La primera graduación de Escuela Latinoamericana de
Medicina (ELAM), que se celebró este sábado en el teatro Karl Mark
fue dedicada a los Cinco Héroes cubanos aún secuestrados en
cárceles de los Estados Unidos, según expresión unánime de apoyo
a la propuesta hecha por la graduada de doctora, María Elisa
Chávez de Mora, de una comunidad en Chile, quien habló en nombre
de todos los egresados.
Cuando aún se secaban las lágrimas de alegría en
los rostros de los que acababan de recibir sus diplomas que ahora
levantaban con orgullo, la joven, parte del ejército de las batas
blancas, dijo expresar los sentimientos que embargan a quienes
venidos de los sectores más humildes de sus pueblos, donde estaban
marginados de cualquier oportunidad de estudios superiores y más
aun de estudiar medicina, hoy recibían el titulo de doctores.

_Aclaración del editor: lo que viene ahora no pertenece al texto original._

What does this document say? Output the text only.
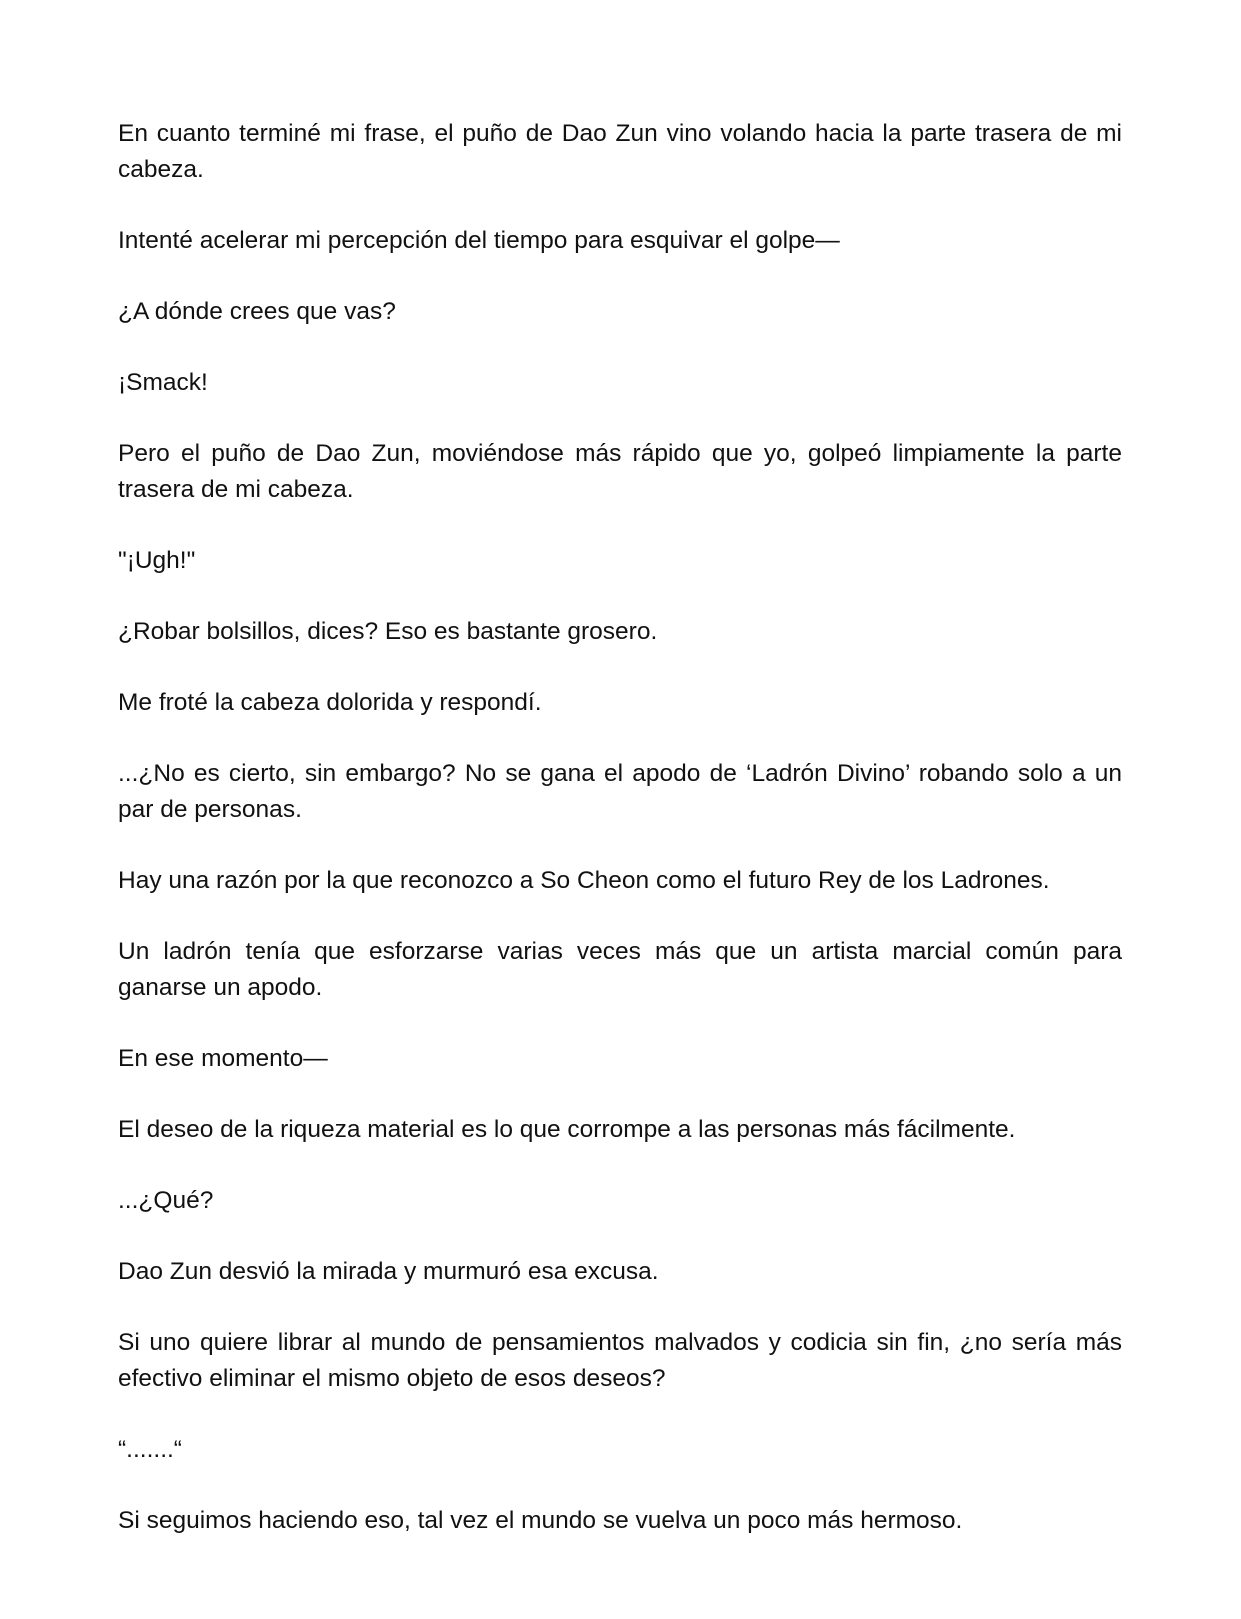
En cuanto terminé mi frase, el puño de Dao Zun vino volando hacia la parte trasera de mi cabeza.

Intenté acelerar mi percepción del tiempo para esquivar el golpe—

¿A dónde crees que vas?

¡Smack!

Pero el puño de Dao Zun, moviéndose más rápido que yo, golpeó limpiamente la parte trasera de mi cabeza.

"¡Ugh!"

¿Robar bolsillos, dices? Eso es bastante grosero.

Me froté la cabeza dolorida y respondí.

...¿No es cierto, sin embargo? No se gana el apodo de ‘Ladrón Divino’ robando solo a un par de personas.

Hay una razón por la que reconozco a So Cheon como el futuro Rey de los Ladrones.

Un ladrón tenía que esforzarse varias veces más que un artista marcial común para ganarse un apodo.

En ese momento—

El deseo de la riqueza material es lo que corrompe a las personas más fácilmente.

...¿Qué?

Dao Zun desvió la mirada y murmuró esa excusa.

Si uno quiere librar al mundo de pensamientos malvados y codicia sin fin, ¿no sería más efectivo eliminar el mismo objeto de esos deseos?

“.......“

Si seguimos haciendo eso, tal vez el mundo se vuelva un poco más hermoso.
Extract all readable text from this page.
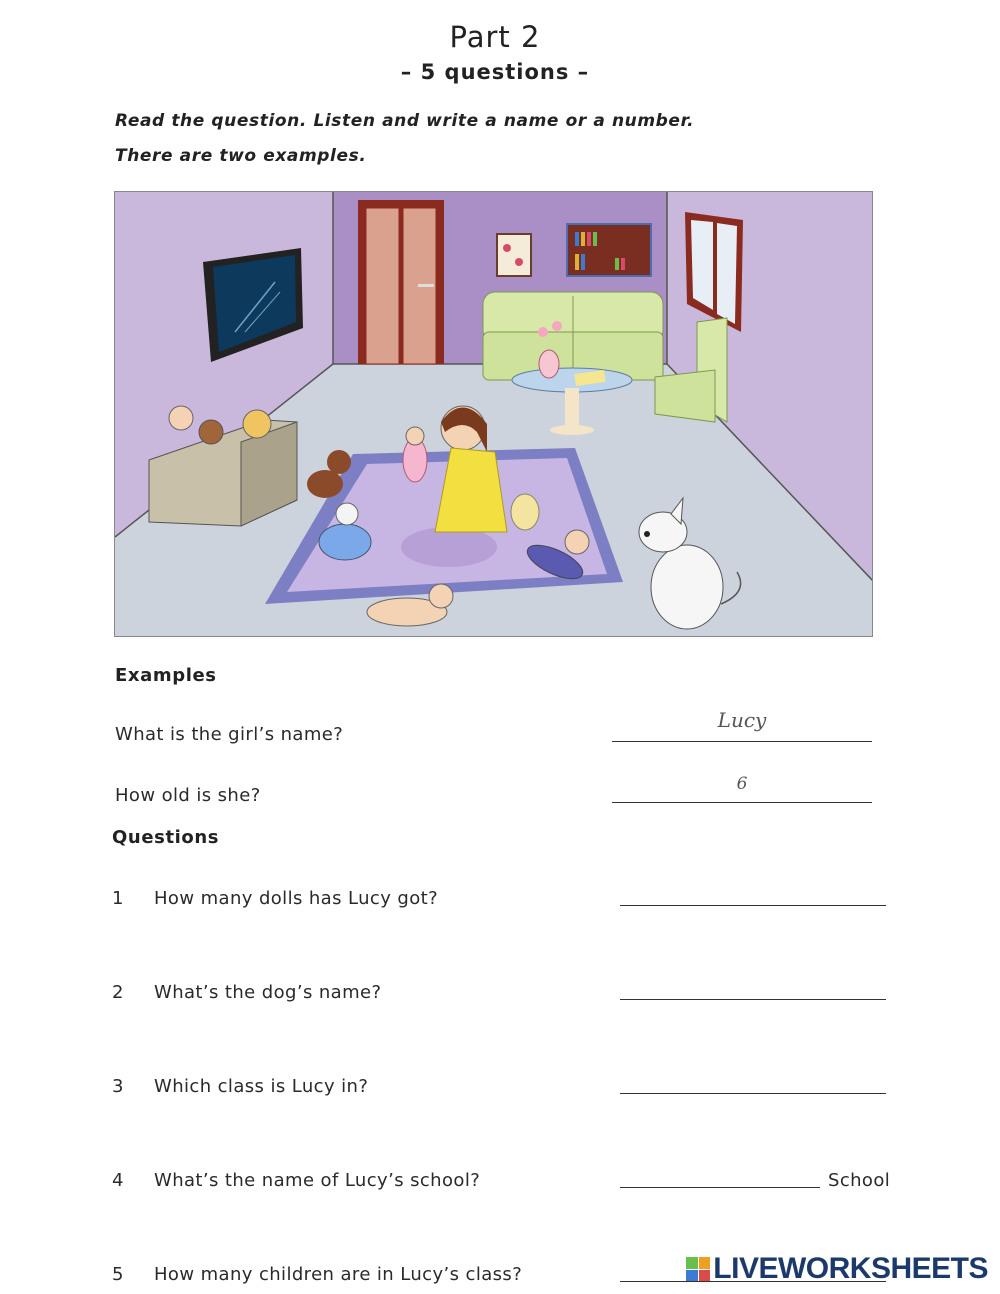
Part 2
– 5 questions –
Read the question. Listen and write a name or a number.
There are two examples.
Examples
What is the girl’s name?
Lucy
How old is she?
6
Questions
1 How many dolls has Lucy got?
2 What’s the dog’s name?
3 Which class is Lucy in?
4 What’s the name of Lucy’s school?	School
5 How many children are in Lucy’s class?	LIVEWORKSHEETS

Agradeció a Fidel y a Cuba por haber hecho realidad
este sueño, y se dirigió al Comandante en Jefe como "el
hombre que le ha dado la esperanza de un mundo mejor a miles de
jóvenes, gracias a la solidaridad de Cuba para los pobres de la
tierra".
Dijo que en el transcurso de los años de estudio,
fue la convivencia diaria la que les permitió desarrollar mayores
niveles de conocimientos y comprender la necesidad y urgencia de la
integración de nuestros pueblos.
Seremos junto a usted, los apóstoles y creadores de
este nuevo mundo que ya empieza a ser posible, enfatizó la
graduada.
Expresó a los profesores, compañeros de becas,
trabajadores de los hospitales, policlínicos y otros que han
contribuido a su formación médica que "los llevaremos en los
corazones y el reconocimiento a ustedes estará presente en cada
vida que salvemos y en cada momento que luchemos por la dignidad de
los hombres".
Por último se refirió al juramento de los
graduados que se proponen con su misión dar una medicina con
ética, dignidad y humanismo. Plantaremos la fecunda semilla de la
solidaridad de nuestros pueblos, concluyó.